The meeting of the Panel on Educational Policy set for tonight is the most important test to date of Mayor Bloomberg’s campaign for school reform. The idea that a child who fails to complete successfully a course of study should be held back to learn the required material may seem basic. This issue was brought to the fore by Herman Badillo, and Mr. Bloomberg and his chancellor, Joel Klein, face an uphill challenge before the panel.
The program unveiled by Mr. Klein is modest. Only children failing to score above “level one” in the third-grade reading and math tests were to be held back. Scoring at level one demonstrates an unambiguous lack of competence.
Pupils at that level usually can do little more than write their name at the top of the answer sheet. Children in other early childhood grades and those who fail after third grade are exempt from being held back.

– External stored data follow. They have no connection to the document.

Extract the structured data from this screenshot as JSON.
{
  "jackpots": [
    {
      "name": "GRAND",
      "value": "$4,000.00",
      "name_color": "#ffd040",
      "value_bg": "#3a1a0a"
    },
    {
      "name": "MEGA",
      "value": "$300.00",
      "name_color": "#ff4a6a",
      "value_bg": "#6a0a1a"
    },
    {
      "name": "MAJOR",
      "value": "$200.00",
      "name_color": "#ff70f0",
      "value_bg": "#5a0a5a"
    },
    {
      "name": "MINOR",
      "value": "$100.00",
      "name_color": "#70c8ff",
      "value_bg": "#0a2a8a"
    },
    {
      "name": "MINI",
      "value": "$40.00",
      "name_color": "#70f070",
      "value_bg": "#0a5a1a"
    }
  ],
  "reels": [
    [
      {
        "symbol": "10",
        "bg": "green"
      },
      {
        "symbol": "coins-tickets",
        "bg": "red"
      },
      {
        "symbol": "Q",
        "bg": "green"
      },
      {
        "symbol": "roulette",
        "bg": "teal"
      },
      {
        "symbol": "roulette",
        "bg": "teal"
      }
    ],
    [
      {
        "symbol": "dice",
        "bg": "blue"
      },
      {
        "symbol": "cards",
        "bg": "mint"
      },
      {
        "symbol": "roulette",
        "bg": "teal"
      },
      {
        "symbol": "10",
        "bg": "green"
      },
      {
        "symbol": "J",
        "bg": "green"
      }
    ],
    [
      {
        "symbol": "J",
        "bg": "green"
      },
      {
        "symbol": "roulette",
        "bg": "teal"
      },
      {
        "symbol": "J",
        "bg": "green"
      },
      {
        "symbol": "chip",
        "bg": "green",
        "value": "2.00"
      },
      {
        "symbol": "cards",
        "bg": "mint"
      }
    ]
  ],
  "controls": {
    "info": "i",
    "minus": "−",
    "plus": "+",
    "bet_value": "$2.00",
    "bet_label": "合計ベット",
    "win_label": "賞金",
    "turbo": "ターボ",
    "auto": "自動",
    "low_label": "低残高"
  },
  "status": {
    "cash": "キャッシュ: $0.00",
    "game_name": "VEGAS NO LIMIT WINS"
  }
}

Yet even this modest effort may well be given a thumbs-down this evening. Appointees of the mayor hold an 8 to 5 majority on the Panel on Education Policy, which has assumed some functions of the old Board of Education. Opposition to the initiative is being spearheaded by a mayoral appointee, Augusta Souza Kappner, president of the Bank Street College of Education. Opponents are citing a report, highly critical of the concept of holding failing children back, co-authored by Norman Fruchter of the New York University Institute for Education and Social Policy.

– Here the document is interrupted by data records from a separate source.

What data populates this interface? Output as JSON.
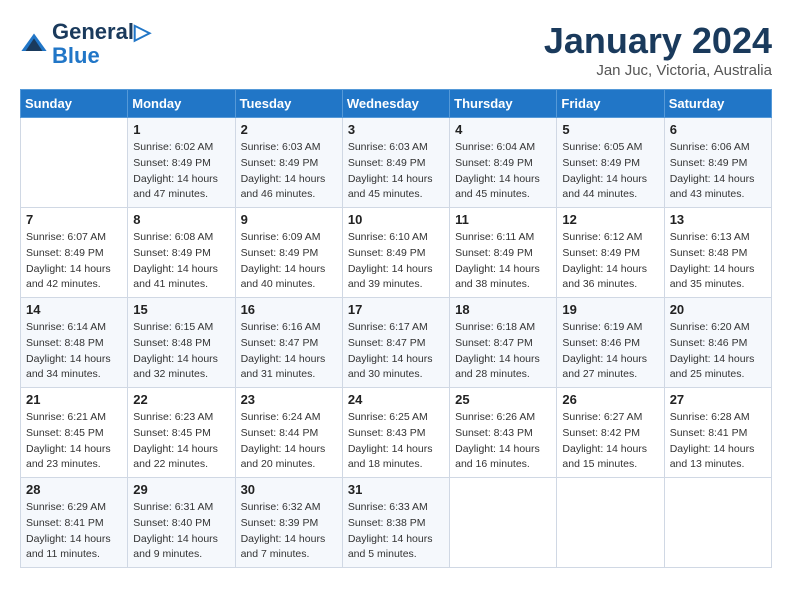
{
  "logo": {
    "line1": "General",
    "line2": "Blue"
  },
  "title": "January 2024",
  "subtitle": "Jan Juc, Victoria, Australia",
  "header": {
    "days": [
      "Sunday",
      "Monday",
      "Tuesday",
      "Wednesday",
      "Thursday",
      "Friday",
      "Saturday"
    ]
  },
  "weeks": [
    [
      {
        "num": "",
        "info": ""
      },
      {
        "num": "1",
        "info": "Sunrise: 6:02 AM\nSunset: 8:49 PM\nDaylight: 14 hours\nand 47 minutes."
      },
      {
        "num": "2",
        "info": "Sunrise: 6:03 AM\nSunset: 8:49 PM\nDaylight: 14 hours\nand 46 minutes."
      },
      {
        "num": "3",
        "info": "Sunrise: 6:03 AM\nSunset: 8:49 PM\nDaylight: 14 hours\nand 45 minutes."
      },
      {
        "num": "4",
        "info": "Sunrise: 6:04 AM\nSunset: 8:49 PM\nDaylight: 14 hours\nand 45 minutes."
      },
      {
        "num": "5",
        "info": "Sunrise: 6:05 AM\nSunset: 8:49 PM\nDaylight: 14 hours\nand 44 minutes."
      },
      {
        "num": "6",
        "info": "Sunrise: 6:06 AM\nSunset: 8:49 PM\nDaylight: 14 hours\nand 43 minutes."
      }
    ],
    [
      {
        "num": "7",
        "info": "Sunrise: 6:07 AM\nSunset: 8:49 PM\nDaylight: 14 hours\nand 42 minutes."
      },
      {
        "num": "8",
        "info": "Sunrise: 6:08 AM\nSunset: 8:49 PM\nDaylight: 14 hours\nand 41 minutes."
      },
      {
        "num": "9",
        "info": "Sunrise: 6:09 AM\nSunset: 8:49 PM\nDaylight: 14 hours\nand 40 minutes."
      },
      {
        "num": "10",
        "info": "Sunrise: 6:10 AM\nSunset: 8:49 PM\nDaylight: 14 hours\nand 39 minutes."
      },
      {
        "num": "11",
        "info": "Sunrise: 6:11 AM\nSunset: 8:49 PM\nDaylight: 14 hours\nand 38 minutes."
      },
      {
        "num": "12",
        "info": "Sunrise: 6:12 AM\nSunset: 8:49 PM\nDaylight: 14 hours\nand 36 minutes."
      },
      {
        "num": "13",
        "info": "Sunrise: 6:13 AM\nSunset: 8:48 PM\nDaylight: 14 hours\nand 35 minutes."
      }
    ],
    [
      {
        "num": "14",
        "info": "Sunrise: 6:14 AM\nSunset: 8:48 PM\nDaylight: 14 hours\nand 34 minutes."
      },
      {
        "num": "15",
        "info": "Sunrise: 6:15 AM\nSunset: 8:48 PM\nDaylight: 14 hours\nand 32 minutes."
      },
      {
        "num": "16",
        "info": "Sunrise: 6:16 AM\nSunset: 8:47 PM\nDaylight: 14 hours\nand 31 minutes."
      },
      {
        "num": "17",
        "info": "Sunrise: 6:17 AM\nSunset: 8:47 PM\nDaylight: 14 hours\nand 30 minutes."
      },
      {
        "num": "18",
        "info": "Sunrise: 6:18 AM\nSunset: 8:47 PM\nDaylight: 14 hours\nand 28 minutes."
      },
      {
        "num": "19",
        "info": "Sunrise: 6:19 AM\nSunset: 8:46 PM\nDaylight: 14 hours\nand 27 minutes."
      },
      {
        "num": "20",
        "info": "Sunrise: 6:20 AM\nSunset: 8:46 PM\nDaylight: 14 hours\nand 25 minutes."
      }
    ],
    [
      {
        "num": "21",
        "info": "Sunrise: 6:21 AM\nSunset: 8:45 PM\nDaylight: 14 hours\nand 23 minutes."
      },
      {
        "num": "22",
        "info": "Sunrise: 6:23 AM\nSunset: 8:45 PM\nDaylight: 14 hours\nand 22 minutes."
      },
      {
        "num": "23",
        "info": "Sunrise: 6:24 AM\nSunset: 8:44 PM\nDaylight: 14 hours\nand 20 minutes."
      },
      {
        "num": "24",
        "info": "Sunrise: 6:25 AM\nSunset: 8:43 PM\nDaylight: 14 hours\nand 18 minutes."
      },
      {
        "num": "25",
        "info": "Sunrise: 6:26 AM\nSunset: 8:43 PM\nDaylight: 14 hours\nand 16 minutes."
      },
      {
        "num": "26",
        "info": "Sunrise: 6:27 AM\nSunset: 8:42 PM\nDaylight: 14 hours\nand 15 minutes."
      },
      {
        "num": "27",
        "info": "Sunrise: 6:28 AM\nSunset: 8:41 PM\nDaylight: 14 hours\nand 13 minutes."
      }
    ],
    [
      {
        "num": "28",
        "info": "Sunrise: 6:29 AM\nSunset: 8:41 PM\nDaylight: 14 hours\nand 11 minutes."
      },
      {
        "num": "29",
        "info": "Sunrise: 6:31 AM\nSunset: 8:40 PM\nDaylight: 14 hours\nand 9 minutes."
      },
      {
        "num": "30",
        "info": "Sunrise: 6:32 AM\nSunset: 8:39 PM\nDaylight: 14 hours\nand 7 minutes."
      },
      {
        "num": "31",
        "info": "Sunrise: 6:33 AM\nSunset: 8:38 PM\nDaylight: 14 hours\nand 5 minutes."
      },
      {
        "num": "",
        "info": ""
      },
      {
        "num": "",
        "info": ""
      },
      {
        "num": "",
        "info": ""
      }
    ]
  ]
}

This is a case of a mayor being under mined by his own naiveté on educational philosophy. Bank Street College of Education is a hotbed of “progressive” educational ideology. The college boasts of its 80-year record as “a leader in child-centered education” which expects children to “construct” their own knowledge, rather than learn in a traditional teacher-directed setting. This ideology, which holds protecting the “self-esteem” of the child high above academic achievement, is at the center of what is wrong in American education today.

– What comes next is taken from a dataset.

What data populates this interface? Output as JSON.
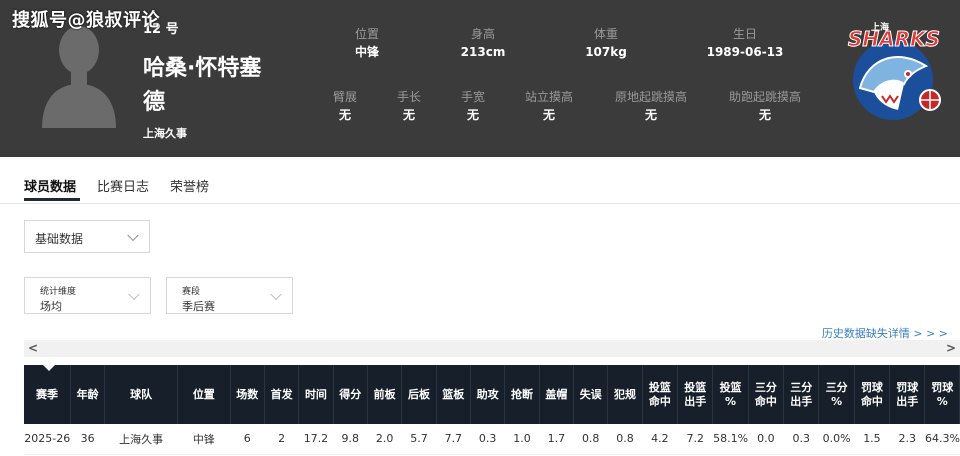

Mr. Fruchter was involved as a consultant to Mr. Klein as part of the Children First initiative, the creation of the blueprint that became the Bloomberg plan for school reform. Mr. Fruchter maintains that holding back students isn’t helpful to them. In January, he co-wrote an op-ed critical of department parent-involvement initiatives with, of all people, Mr. Bloomberg’s presumptive opponent next year, Fernando Ferrer.
Though the mayor and Mr. Klein are going through a learning experience, they not only need but deserve the support of the members of the panel who vote tonight.
Particularly those the mayor appointed have a responsibility not to undermine his reform at this critical juncture. The mayor would be well within his rights to replace those who challenge his reform with new appointees with a sense of loyalty not only to the mayor but to the campaign for standards that the voters asked for when they went to the polls to chose a new leader for the city.